July 3, 2012 at 10:32 pm
Rudbeckia goldstrum

This time of year, we love the look of Rudbeckia blooming in gardens throughout the Mid-Atlantic region. Native to North America, Rudbeckia can often be found growing as a wildflower along roadsides and in fields. There are many types of Rudbeckia, with perhaps the most common being the Black Eyed Susan. Sometimes confused with coneflowers, Rudbeckia is most easily identified by its coarse-textured, hairy leaves that form daisy-like flowers.
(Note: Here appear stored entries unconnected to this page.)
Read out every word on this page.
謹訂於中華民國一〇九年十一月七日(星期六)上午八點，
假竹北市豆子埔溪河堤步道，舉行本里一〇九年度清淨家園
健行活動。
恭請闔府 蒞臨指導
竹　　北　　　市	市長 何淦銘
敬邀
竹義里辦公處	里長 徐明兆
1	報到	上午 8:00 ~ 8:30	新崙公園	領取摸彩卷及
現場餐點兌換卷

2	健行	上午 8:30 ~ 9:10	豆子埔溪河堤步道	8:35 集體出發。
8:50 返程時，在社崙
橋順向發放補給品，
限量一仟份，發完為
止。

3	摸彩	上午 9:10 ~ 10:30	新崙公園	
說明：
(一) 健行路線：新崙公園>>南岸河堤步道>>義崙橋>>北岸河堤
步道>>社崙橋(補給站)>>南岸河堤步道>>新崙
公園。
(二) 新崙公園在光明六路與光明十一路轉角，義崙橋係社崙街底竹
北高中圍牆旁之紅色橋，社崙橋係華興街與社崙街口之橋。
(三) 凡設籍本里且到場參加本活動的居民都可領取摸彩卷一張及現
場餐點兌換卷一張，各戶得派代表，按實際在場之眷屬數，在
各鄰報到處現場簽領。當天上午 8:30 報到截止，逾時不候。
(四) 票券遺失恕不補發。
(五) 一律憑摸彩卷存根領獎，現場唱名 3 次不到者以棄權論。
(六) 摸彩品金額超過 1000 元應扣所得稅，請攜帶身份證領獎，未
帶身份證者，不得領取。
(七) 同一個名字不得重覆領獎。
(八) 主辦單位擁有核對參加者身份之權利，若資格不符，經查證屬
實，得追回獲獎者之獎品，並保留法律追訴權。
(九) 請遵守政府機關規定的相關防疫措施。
One reason we love Rudbeckia is that is available in so many sizes and colors. There are 25 species of Rudbeckia including perennials, biennials and annuals. All are native to North America and are generally found growing in the East and Midwest. Dwarf varieties grow to just one foot tall, while the largest (such as Rudbeckia maxima) can grow as high as nine feet. In terms of color, this versatile plant is most commonly available in yellow or orange, but can also be found in shades of russet, bronze and mahogany.

Rudbeckia are easy to establish, naturalize well, require little maintenance other than deadheading, and have few insect or disease problems, making them a great plant to add to low maintenance commercial landscapes. They do particularly well in full sun or partial shade, and are hardy in USDA zones 4 to 9.